The Canaport terminal in Canada received its first shipment of LNG in June, marking entry of Spain’s Repsol into the North American natural gas market.
The terminal is the first of its kind to be built on the east coast of North America in 30 years and the first ever to be built in Canada.
Regasified LNG from the Canaport LNG Terminal will flow through the 90-mile Brunswick pipeline connecting the terminal to the existing Maritimes & Northeast Pipeline at the Canada/U.S. border.

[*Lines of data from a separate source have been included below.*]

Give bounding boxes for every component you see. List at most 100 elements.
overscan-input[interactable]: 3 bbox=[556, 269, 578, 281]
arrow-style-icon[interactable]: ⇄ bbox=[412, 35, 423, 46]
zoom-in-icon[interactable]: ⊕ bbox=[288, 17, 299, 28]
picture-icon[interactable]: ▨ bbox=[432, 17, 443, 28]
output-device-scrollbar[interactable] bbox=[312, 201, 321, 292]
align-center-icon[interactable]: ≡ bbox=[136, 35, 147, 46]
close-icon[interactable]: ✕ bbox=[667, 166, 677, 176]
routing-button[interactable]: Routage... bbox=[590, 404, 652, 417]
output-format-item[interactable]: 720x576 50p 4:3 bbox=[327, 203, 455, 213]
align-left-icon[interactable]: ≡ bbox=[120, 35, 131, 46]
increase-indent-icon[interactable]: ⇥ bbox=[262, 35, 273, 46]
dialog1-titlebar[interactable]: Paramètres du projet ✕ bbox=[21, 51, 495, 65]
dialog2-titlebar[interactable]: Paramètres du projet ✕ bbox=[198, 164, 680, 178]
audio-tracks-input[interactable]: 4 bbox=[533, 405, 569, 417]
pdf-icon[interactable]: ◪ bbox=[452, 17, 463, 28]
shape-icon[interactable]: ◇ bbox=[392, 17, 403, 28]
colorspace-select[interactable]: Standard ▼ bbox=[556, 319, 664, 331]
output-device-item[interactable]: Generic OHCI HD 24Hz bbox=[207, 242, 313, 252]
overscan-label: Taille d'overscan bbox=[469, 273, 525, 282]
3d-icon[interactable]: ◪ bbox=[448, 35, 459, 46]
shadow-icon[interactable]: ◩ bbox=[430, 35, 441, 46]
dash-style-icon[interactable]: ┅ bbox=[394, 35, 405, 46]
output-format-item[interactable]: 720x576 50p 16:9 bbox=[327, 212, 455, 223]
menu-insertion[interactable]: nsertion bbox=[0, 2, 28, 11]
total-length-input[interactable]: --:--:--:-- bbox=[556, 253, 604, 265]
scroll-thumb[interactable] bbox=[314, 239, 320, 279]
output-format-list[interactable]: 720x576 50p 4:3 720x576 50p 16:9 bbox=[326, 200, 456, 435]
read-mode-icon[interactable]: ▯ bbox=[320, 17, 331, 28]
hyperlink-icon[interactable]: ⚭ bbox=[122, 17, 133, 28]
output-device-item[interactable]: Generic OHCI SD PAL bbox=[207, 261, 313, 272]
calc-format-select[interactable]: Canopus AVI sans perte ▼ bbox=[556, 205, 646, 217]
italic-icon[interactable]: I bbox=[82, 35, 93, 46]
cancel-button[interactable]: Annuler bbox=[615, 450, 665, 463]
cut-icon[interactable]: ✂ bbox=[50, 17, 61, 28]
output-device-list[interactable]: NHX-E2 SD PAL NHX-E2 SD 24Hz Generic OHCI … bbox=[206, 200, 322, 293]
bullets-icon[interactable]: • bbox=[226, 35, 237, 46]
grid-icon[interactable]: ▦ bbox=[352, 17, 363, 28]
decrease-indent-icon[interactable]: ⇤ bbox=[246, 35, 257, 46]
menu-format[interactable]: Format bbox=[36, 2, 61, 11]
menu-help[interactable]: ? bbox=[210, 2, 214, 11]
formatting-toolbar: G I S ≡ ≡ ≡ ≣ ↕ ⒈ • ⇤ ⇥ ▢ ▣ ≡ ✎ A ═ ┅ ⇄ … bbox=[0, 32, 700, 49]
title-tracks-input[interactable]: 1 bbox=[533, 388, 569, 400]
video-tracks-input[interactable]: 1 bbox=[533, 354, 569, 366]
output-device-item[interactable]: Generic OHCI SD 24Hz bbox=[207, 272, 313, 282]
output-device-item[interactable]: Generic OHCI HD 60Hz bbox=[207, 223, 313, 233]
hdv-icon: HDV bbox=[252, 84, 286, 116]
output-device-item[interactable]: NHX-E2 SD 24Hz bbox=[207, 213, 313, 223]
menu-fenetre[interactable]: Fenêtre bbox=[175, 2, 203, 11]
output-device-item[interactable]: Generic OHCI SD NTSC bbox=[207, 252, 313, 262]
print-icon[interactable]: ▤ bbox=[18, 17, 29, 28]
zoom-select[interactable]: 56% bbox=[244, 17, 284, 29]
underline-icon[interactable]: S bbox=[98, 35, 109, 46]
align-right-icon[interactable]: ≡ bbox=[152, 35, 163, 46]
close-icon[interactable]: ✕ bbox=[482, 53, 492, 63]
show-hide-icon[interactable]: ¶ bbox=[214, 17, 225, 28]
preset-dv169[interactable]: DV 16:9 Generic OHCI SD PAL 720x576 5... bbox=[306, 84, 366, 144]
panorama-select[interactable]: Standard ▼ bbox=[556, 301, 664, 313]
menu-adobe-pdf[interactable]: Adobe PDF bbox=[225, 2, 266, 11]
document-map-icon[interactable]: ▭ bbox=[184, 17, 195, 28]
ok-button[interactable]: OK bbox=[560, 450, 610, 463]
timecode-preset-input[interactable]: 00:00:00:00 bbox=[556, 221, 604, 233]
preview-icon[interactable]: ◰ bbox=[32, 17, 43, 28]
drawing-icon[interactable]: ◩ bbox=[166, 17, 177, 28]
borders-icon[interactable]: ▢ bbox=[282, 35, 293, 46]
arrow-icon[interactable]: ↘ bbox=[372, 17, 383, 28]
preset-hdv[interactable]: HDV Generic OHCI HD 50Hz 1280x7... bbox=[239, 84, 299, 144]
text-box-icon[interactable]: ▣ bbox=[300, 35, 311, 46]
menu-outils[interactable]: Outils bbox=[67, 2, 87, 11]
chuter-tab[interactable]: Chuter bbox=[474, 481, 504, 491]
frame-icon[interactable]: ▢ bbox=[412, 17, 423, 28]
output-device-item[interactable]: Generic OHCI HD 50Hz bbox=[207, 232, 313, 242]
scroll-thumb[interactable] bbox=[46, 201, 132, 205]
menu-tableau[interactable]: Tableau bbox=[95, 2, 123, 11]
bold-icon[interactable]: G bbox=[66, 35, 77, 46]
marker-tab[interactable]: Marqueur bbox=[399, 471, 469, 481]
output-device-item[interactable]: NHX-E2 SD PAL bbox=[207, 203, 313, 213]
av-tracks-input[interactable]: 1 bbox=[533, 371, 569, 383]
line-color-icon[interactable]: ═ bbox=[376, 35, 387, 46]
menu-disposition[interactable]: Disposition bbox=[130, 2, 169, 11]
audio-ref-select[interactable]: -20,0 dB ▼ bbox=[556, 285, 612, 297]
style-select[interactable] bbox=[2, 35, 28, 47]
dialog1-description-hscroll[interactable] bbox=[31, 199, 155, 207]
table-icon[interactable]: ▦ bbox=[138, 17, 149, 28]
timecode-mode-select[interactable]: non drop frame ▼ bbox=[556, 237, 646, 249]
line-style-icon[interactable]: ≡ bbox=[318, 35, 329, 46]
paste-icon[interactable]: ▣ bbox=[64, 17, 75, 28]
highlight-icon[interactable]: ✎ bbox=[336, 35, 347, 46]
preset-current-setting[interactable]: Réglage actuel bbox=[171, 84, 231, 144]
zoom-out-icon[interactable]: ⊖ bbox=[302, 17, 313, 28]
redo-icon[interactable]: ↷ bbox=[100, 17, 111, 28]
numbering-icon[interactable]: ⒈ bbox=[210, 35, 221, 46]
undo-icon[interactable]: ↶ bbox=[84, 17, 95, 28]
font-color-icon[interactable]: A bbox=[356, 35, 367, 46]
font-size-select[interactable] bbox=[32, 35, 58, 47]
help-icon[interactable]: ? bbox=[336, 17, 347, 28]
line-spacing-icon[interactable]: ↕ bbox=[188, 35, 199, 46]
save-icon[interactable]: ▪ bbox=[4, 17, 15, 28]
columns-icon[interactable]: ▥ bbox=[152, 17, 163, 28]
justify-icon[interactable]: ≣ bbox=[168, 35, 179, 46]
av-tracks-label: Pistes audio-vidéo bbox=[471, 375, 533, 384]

All of the capacity on the pipeline is subscribed by Respol.
The new terminal will provide supplies of natural gas to homes, businesses and industry in Canada and the northeast U.S. In Canada, working with Irving Oil, Repsol has supply contracts with a number of other gas sources that will complement the operations at the Canaport LNG Terminal, located in Saint John, New Brunswick, and ensure that their clients have access to competitively priced and reliable natural gas supplies delivered under flexible contractual arrangements.
The Canaport terminal is one of Repsol’s 10 key growth projects outlined in its 2008-2012 Strategic Plan. Repsol is also participating in the construction of an LNG liquefaction plant in Peru, where the company will purchase 100% of the LNG produced beginning in 2010.
Repsol holds a 75% ownership stake in Canaport LNG and Irving Oil holds 25%.